E quando veio ao Evangelho, que nos erguemos todos em pé, com as mãos levantadas, eles se levantaram conosco e alçaram as mãos, ficando assim, até ser acabado; e então tornaram-se a assentar como nós. E quando levantaram a Deus, que nós pusemos de joelhos, eles se puseram assim todos, como nós estávamos com as mãos levantados, e em tal maneira sossegados, que, certifico a Vossa Alteza, nos fez muita devoção.Estiveram assim conosco até acabada a comunhão, depois da qual comungaram esses religiosos e sacerdotes e o Capitão com alguns de nós outros.Algum deles, por o sol ser grande, quando estávamos comungando, levantaram-se, e outros estiveram e ficaram. Um deles, homem de cinqüenta ou cinqüenta e cinco anos, continuou ali com aqueles que ficaram. Esse, estando nós assim, ajuntava estes, que ali ficaram, e ainda chamava outros. E andando assim entre eles falando, lhes acenou com o dedo para o altar e depois apontou o dedo para o Céu, como se lhes dissesse alguma coisa de bem; e nós assim o tomamos.Acabada a missa, tirou o padre a vestimenta de cima e ficou em alva; e assim se subiu, junto com o altar, em uma cadeira. Ali nós pregou do Evangelho e dos Apóstolos, cujo é o dia, tratando, ao fim da pregação, deste vosso prosseguimento tão santo e virtuoso, o que nos aumentos a devoção.
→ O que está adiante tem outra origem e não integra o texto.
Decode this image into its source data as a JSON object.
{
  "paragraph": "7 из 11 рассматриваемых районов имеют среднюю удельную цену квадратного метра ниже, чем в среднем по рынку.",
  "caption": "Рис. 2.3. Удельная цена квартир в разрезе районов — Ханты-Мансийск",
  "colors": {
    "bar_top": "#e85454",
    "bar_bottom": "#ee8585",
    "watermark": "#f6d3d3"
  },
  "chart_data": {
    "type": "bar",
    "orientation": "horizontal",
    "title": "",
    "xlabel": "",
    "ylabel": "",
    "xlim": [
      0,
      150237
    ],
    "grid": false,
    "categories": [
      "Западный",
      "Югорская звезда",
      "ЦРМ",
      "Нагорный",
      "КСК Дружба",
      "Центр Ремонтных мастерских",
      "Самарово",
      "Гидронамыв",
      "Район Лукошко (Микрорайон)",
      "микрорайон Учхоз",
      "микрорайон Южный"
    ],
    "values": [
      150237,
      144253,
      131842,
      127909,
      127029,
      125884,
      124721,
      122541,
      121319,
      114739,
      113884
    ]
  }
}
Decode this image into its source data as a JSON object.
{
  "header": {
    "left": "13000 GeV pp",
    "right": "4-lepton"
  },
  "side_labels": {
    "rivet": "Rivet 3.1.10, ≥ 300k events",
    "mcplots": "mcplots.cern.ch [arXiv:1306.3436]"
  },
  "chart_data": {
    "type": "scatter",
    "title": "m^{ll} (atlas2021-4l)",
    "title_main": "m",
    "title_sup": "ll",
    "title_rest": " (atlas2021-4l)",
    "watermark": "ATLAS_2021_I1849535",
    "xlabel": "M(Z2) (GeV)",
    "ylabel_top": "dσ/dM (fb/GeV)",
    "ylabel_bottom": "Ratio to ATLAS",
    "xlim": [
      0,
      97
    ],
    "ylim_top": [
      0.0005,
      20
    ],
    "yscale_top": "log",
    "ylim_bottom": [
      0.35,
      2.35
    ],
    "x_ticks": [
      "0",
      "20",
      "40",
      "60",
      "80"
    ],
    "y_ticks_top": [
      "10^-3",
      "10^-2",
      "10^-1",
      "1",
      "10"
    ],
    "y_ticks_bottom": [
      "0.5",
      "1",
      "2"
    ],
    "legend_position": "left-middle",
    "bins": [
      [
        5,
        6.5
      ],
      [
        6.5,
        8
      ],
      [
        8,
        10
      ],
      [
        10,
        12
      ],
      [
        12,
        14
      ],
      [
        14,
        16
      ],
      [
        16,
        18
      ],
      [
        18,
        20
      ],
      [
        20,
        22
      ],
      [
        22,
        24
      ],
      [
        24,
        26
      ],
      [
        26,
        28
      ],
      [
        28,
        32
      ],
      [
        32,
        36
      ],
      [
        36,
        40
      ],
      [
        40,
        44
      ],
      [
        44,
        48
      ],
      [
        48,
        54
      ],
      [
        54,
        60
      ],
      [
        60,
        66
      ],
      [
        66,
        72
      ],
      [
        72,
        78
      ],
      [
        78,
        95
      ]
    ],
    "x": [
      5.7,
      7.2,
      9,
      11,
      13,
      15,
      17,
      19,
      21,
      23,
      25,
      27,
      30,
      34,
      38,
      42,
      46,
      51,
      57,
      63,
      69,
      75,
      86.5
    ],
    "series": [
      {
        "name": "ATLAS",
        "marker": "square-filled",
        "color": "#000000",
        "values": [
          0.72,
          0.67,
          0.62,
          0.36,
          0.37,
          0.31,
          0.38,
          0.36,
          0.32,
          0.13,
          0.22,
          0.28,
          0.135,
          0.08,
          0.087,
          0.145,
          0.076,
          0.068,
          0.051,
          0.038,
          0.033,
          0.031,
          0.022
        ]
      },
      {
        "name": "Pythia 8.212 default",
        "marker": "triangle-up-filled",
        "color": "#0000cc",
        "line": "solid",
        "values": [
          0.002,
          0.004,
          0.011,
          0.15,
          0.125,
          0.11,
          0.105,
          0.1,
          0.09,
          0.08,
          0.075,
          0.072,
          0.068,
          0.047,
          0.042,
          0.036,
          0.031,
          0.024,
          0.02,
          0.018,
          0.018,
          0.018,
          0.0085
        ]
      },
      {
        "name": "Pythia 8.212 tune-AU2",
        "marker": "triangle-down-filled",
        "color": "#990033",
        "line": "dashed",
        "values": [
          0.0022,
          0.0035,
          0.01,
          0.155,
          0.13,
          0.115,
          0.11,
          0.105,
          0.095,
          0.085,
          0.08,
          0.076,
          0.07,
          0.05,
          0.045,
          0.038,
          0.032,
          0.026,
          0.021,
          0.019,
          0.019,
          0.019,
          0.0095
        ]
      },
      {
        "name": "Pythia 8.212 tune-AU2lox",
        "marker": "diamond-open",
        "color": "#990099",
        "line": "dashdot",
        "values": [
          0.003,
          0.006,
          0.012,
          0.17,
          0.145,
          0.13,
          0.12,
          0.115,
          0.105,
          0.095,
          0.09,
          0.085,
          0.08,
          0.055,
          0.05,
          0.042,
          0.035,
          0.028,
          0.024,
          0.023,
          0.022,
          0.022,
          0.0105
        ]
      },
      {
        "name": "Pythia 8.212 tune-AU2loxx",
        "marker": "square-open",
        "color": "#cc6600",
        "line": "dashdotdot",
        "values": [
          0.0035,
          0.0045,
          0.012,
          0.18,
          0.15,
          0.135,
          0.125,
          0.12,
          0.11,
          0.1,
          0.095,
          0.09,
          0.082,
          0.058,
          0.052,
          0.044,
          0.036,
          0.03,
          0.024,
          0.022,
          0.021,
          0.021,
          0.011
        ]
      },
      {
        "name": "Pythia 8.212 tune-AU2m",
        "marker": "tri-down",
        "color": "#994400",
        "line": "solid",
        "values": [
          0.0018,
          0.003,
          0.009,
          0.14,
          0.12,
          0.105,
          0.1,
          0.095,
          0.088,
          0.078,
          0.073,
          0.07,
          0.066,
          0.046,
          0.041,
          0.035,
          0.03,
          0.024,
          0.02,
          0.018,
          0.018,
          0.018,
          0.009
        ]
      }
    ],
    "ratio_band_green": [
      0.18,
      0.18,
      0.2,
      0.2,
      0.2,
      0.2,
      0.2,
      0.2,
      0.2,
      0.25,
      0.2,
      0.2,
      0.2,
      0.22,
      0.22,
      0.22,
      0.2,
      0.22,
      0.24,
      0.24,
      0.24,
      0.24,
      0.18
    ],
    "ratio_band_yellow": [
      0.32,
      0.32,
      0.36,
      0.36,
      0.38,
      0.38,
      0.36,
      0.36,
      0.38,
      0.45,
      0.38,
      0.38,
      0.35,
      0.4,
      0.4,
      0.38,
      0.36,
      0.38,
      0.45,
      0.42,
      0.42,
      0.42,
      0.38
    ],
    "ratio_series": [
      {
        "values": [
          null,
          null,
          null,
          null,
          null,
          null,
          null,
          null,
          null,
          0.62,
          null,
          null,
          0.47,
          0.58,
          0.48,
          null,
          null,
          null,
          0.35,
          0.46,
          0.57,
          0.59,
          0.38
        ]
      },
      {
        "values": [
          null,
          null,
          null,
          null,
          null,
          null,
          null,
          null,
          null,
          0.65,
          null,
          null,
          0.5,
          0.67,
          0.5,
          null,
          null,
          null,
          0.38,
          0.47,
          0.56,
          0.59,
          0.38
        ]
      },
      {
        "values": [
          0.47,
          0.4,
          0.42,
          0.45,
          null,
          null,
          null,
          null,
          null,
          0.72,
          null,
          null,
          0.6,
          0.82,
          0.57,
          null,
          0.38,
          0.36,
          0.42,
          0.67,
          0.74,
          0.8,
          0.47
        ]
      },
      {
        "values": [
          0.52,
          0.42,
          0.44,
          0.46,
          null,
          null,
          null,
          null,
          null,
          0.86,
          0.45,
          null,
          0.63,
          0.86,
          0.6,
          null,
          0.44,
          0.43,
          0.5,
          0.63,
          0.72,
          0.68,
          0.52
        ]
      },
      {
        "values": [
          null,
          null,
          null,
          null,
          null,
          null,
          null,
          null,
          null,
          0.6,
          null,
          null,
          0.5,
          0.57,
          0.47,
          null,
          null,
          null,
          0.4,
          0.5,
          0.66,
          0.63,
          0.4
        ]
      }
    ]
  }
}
Águas são muitas; infindas. E em tal maneira é graciosa que, querendo aproveitar, dar-se-á nela tudo, por bem das águas que tem.Porém o melhor fruto, que dela se pode tirar me parece que será salvar esta gente. E esta deve ser a principal semente que Vossa Alteza em ela deve lançar.
Beijo as mãos de Vossa Alteza.
Deste Porto Seguro, da vossa Ilha da Vera Cruz, hoje, sexta-feira, primeiro dia de maio de 1500.